HTC U11 vs HTC U11 life: what's different, what's similar?


So, HTC dropped a pair of brand new phones — the HTC U11 life and HTC U11+. The latter is a version of the flagship U11, but with a new, 18:9 display to meet current trands. Unfortunately, that one will only be sold in select markets across Europe and Asia. What will be a bit more widely available, including in the US, is the HTC U11 life — an upper-midrange handset, made to look like the flagship.

So the U11 life is sort of like a "light" version of the HTC U11. And it's even lighter on the wallet — it only costs $350, while the U11 has the flagship-standard $650 price tag. So, what corners were cut? Do you miss out on a lot? What features are similar between the two phones?

Design and display size

The U11 life is not a carbon copy of the U11. It looks the same, sure, but it's actually a smaller and lighter version, since the HTC U11 has a 5.5-inch display, while the life packs a more compact 5.2-incher.

The smaller display of the HTC U11 life also has a lesser resolution — 1080 x 1920 pixels, which means 424 pixels per inch. In other words — pretty sharp, we wouldn't mourn the lack of quad HD here.

Hardware and cameras

Of course, when we are talking midrangers, it's expected that the internal hardware is where most of the corner-cutting has happened. In the case of the HTC U11 life, we've got a Qualcomm Snapdragon 630, 3 GB of RAM, and 32 GB of storage. The "big" U11, of course, has a Snapdragon 835, 4 GB of RAM, and 64 GB of memory. So, yeah, the difference is quite obvious here.

When it comes to the cameras, you might notice that the HTC U11 life has a 16 MP sensor, while the U11 has a 12 MP one. Don't rush to the conclusion that the midranger actually has a better camera, however. As we've said time and again — it's not all about the megapixels. We do find the U11 life's camera to be nice, but it doesn't beat the U11.

Another major difference in hardware would be the battery capacity.
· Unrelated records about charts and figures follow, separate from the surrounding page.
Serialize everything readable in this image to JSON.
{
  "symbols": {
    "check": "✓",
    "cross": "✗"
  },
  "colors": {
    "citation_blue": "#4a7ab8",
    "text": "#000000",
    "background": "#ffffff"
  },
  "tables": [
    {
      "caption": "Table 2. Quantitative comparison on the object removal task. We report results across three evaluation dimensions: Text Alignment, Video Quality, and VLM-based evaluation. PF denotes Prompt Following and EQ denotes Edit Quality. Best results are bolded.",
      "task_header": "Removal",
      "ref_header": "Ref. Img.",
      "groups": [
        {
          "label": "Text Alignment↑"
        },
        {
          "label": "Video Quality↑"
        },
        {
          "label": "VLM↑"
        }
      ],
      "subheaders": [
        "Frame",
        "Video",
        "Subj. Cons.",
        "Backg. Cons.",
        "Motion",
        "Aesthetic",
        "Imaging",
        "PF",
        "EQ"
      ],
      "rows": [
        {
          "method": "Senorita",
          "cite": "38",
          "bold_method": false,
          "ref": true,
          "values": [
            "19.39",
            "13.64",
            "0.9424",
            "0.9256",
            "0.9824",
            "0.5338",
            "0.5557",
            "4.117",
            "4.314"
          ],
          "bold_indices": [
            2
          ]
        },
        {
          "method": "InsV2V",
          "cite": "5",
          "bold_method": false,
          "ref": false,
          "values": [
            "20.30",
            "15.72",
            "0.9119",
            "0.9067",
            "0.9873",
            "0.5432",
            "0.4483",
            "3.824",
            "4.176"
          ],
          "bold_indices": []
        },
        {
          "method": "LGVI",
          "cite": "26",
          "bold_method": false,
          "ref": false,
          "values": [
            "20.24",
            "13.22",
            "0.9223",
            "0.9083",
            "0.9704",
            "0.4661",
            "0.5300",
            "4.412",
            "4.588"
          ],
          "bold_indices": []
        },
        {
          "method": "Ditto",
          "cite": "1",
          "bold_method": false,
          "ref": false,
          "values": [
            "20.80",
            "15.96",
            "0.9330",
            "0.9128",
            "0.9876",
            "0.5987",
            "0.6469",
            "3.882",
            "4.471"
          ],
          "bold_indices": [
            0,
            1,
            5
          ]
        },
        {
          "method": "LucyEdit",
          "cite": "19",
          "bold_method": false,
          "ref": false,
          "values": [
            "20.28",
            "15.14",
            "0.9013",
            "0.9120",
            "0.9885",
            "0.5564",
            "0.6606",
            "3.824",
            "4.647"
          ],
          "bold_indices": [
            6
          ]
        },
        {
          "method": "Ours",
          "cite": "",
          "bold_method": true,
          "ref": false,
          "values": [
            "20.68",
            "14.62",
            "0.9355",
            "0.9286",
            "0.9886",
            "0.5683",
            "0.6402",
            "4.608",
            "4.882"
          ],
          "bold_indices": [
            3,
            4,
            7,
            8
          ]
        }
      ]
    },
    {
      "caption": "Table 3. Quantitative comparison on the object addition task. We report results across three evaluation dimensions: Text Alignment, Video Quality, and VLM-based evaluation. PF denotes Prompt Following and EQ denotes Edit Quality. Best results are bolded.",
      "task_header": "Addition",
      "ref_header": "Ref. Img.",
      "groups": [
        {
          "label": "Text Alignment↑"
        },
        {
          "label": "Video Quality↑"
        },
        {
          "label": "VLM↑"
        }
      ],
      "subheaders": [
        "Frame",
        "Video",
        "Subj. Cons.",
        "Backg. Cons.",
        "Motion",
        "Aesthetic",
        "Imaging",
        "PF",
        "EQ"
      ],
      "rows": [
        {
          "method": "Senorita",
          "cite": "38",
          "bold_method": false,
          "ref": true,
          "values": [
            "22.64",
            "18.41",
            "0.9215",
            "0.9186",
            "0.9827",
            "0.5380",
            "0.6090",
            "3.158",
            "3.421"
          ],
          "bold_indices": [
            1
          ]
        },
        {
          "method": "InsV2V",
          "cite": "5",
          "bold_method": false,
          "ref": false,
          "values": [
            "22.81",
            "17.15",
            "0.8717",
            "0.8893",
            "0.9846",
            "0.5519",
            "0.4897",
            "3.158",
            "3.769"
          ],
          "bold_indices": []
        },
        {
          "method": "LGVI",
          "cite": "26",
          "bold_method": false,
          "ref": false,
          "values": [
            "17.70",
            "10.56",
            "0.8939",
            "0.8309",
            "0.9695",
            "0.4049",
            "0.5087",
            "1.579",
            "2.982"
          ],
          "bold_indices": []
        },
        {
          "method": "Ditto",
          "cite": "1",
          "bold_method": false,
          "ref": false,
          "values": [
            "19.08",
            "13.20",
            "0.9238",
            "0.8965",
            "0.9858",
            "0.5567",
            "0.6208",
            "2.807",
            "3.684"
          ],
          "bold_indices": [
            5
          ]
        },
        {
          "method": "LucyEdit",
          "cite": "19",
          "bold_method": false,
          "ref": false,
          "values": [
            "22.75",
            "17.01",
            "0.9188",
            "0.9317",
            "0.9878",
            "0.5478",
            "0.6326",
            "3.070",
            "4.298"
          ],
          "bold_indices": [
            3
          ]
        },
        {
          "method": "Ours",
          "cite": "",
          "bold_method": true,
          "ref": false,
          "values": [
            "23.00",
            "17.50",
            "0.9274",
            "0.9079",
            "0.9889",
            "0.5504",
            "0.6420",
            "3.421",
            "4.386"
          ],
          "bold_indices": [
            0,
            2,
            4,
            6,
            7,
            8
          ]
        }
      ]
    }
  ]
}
While the flagship has a 3,000 mAh cell, the life was downgraded to 2,600 mAh one. With a less power-hungry processor and a more conservative resolution, however, it turns out the rather small cell can do pretty well. A full-day battery life is no issue with this phone, as we found in our review.


The U11 life is the most-affordable phone to feature HTC's new "squeeze" feature — the one that calls up the voice assistant on the Google Pixel 2, Pixel 2 XL, and HTC U11. Also, since the life is not a Google phone, you can actually customize what the squeeze does, and even separate long squeezes and short squeezes as different gestures. Well, unless you live outside of the States — the phone will be launching under the Android One program internationally, which means it will bear a vanilla Android software experience. In other words, it's sort of, kind of like a cheap Pixel 2!

Back to the States edition of the U11 life, you get HTC Sense on top of Android 7, but HTC promises that an Android 8 Oreo update is coming in the next 30 days.

The U11 life also has the Amazon Alexa assistant built in, but you can't wake it up with "Hey Alexa", like you can on the "big" phone — you need to assign it to the squeeze trigger.


There used to be a "mini" trend in smartphones a while ago — manufacturers would launch a "Mini" or "Light" version of a recently-released flagship phone. They were supposed to be more affordable versions of the top-tier phones, but most of the time, they were severely underpowered and a bit overpriced for what they offered. It's no wonder that trend died.

That's not to say that "Lite" phones are gone — some smartphone makers still sell them. But they've learned their lessons and the "affordable flagships" they offer are actually good value-for-money propositions. Is the HTC U11 life one such phone? We'd say it certainly looks so. The Snapdragon 630 is not a bad SoC, 3 GB of RAM is still a good amount, and the screen specs say it's sharp enough. For $350, that's a fair deal, though, if you are bargain-hunting, the Moto G5 Plus ($280) still wins.